The combination of RAG and reasoning yields substantial gains in condition prediction accuracy, with the 32B fine-tuned model (t0-1.1-k5-32B) achieving 56% accuracy on condition identification and 51% on disposition, closely matching the performance of frontier models such as DeepSeek-R1 and o3-mini, despite a two-order-of-magnitude reduction in parameter count.

Figure 3: Condition prediction performance of Qwen2.5-Instruct models, with RAG, and with post-trained t0 versions combining RAG and reasoning.

Domain-Specific Adaptation and Error Analysis

The paper emphasizes the superiority of domain-specific reasoning over general-purpose approaches. Fine-tuning on in-domain reasoning traces leads to marked improvements in both condition and disposition prediction, especially for complex or ambiguous queries. Error analysis reveals that general-purpose reasoners (e.g., s1.1-32B) exhibit higher rates of underestimation and misclassification, particularly on queries designed to challenge the model's interpretive capabilities.

The system's retrieval component, when indexing document summaries, achieves 76% recall at $k=5$, setting an upper bound for condition prediction. The use of summarization and chunking is shown to be critical for balancing retrieval accuracy and computational feasibility.

Resource Requirements and Deployment Considerations

The framework is designed for accessibility in small-scale research and industry settings. Fine-tuning the 32B model requires 16 NVIDIA A100 80GB GPUs and approximately 80 GPU hours, but smaller models (1.5B–7B) can be deployed on consumer-grade hardware with minimal performance degradation. The pipeline supports modularity in retriever and generator selection, and the codebase is released for reproducibility and adaptation.

A web-based frontend, implemented in Svelte and served via GitHub Pages, provides a multi-turn conversational interface, with backend orchestration via LangChain. The interface supports tool-calling for retrieval, dynamic context presentation, and reasoning trace visualization.

Figure 4: Snapshot of the chat interface, illustrating multi-turn interaction and reasoning trace display.

Implications and Future Directions

The results demonstrate that retrieval-augmented reasoning can be effectively distilled into lean models, enabling high-accuracy, privacy-preserving QA over specialized corpora. The approach is particularly suited for deployment in secure or air-gapped environments, where reliance on external APIs is infeasible. The findings suggest that with careful synthetic data design and reasoning-aware fine-tuning, small models can deliver performance previously attainable only with frontier-scale architectures.
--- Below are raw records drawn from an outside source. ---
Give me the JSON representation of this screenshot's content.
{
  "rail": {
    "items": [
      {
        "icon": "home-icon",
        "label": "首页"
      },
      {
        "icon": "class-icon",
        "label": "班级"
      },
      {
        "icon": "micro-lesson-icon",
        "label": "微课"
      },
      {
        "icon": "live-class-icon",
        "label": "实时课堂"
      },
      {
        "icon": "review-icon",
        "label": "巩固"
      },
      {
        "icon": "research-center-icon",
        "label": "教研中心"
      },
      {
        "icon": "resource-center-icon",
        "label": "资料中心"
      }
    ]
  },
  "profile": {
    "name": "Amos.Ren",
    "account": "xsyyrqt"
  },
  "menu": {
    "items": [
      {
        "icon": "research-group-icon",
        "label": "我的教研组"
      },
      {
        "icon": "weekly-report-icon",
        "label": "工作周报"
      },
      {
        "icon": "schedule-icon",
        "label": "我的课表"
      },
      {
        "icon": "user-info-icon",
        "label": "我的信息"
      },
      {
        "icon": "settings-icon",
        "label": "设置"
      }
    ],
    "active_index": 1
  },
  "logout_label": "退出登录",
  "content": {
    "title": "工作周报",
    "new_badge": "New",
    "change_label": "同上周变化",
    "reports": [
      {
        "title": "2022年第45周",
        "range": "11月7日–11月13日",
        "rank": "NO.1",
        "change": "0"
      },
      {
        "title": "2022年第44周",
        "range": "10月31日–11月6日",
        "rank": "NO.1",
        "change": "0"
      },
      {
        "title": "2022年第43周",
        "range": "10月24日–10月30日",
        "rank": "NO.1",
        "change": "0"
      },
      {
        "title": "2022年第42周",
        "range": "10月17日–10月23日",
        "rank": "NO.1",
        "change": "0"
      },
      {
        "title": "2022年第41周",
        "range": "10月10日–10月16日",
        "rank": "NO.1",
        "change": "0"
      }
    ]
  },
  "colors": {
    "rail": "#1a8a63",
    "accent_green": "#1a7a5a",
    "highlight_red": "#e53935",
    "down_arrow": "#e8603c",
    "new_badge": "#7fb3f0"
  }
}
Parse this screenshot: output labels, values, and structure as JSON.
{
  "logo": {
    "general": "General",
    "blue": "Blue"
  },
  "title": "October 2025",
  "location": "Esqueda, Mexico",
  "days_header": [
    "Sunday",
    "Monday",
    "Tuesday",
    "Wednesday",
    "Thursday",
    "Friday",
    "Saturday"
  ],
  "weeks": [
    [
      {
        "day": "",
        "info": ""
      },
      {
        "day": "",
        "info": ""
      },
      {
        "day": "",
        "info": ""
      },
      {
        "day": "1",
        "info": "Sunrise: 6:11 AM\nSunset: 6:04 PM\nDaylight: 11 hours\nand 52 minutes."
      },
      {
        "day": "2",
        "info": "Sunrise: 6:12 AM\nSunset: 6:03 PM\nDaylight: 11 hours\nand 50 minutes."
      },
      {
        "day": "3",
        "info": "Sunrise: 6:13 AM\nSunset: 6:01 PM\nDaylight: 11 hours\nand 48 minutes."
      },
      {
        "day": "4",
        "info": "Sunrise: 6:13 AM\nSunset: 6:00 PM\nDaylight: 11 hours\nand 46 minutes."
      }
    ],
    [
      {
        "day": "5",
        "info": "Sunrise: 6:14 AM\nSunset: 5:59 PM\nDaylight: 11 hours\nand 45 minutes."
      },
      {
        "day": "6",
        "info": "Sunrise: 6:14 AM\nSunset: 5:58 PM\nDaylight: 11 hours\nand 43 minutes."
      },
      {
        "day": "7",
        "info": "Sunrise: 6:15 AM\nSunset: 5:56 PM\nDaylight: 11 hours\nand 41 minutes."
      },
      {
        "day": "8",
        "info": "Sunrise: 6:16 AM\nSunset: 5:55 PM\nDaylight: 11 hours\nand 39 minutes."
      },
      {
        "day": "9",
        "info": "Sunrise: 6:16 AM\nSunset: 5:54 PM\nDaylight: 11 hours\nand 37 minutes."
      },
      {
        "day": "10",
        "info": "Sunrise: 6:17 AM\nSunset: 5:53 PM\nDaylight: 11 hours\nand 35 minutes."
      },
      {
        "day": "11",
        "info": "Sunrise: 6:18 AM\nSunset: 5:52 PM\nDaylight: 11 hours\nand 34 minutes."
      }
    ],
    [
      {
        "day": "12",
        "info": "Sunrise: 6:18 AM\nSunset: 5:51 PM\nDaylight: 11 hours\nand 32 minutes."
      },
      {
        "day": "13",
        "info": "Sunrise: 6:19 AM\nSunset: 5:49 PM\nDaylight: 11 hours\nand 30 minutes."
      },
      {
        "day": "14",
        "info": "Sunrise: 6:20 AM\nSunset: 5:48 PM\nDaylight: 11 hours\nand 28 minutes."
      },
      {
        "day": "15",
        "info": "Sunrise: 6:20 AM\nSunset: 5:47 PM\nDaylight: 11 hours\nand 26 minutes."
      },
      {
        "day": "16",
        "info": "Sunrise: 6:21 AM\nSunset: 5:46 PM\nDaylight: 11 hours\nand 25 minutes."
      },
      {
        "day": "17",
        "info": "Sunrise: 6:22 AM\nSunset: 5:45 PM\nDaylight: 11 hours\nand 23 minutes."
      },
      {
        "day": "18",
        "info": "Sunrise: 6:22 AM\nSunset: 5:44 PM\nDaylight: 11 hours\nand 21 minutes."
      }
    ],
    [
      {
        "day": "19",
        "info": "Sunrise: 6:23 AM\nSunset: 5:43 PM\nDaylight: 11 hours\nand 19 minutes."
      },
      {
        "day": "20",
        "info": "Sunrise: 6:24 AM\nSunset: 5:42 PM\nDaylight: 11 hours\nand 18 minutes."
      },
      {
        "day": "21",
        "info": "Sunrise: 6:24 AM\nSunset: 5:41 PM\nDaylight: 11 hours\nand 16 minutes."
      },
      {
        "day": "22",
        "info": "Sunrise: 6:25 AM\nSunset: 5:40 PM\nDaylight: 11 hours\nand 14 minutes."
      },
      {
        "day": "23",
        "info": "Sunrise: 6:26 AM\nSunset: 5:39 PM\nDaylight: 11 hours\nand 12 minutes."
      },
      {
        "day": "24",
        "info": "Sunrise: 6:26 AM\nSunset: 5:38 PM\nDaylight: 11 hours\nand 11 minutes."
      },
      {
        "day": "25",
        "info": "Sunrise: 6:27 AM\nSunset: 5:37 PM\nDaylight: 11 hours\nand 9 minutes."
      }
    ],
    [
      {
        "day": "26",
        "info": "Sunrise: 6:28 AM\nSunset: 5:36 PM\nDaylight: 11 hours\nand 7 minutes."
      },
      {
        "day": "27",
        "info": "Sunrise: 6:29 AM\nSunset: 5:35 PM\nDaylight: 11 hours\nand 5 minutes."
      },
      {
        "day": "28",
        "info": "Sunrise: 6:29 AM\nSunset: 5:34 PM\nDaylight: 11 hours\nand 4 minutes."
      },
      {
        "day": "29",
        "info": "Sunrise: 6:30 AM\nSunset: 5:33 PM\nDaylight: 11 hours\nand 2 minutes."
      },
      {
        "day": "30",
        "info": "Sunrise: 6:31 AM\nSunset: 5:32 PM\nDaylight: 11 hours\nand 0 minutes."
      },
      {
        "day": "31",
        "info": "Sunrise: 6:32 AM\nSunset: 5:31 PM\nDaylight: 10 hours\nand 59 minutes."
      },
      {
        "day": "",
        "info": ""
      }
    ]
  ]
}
The paper highlights several avenues for future work: query-aware document summarization for dynamic context reduction, manual or semi-automated reasoning trace generation for private datasets, and further exploration of distillation techniques to push model size lower without sacrificing interpretability or accuracy. The modularity of the pipeline allows for rapid adaptation to new domains and tasks, supporting broader adoption in government, healthcare, and enterprise settings.

Conclusion

This work establishes a practical methodology for combining retrieval and structured reasoning in lean LLMs, achieving frontier-level performance in domain-specific QA tasks with dramatically reduced computational requirements. The open-source implementation and detailed evaluation provide a strong foundation for further research and real-world deployment of retrieval-augmented reasoning systems in privacy-sensitive and resource-constrained environments.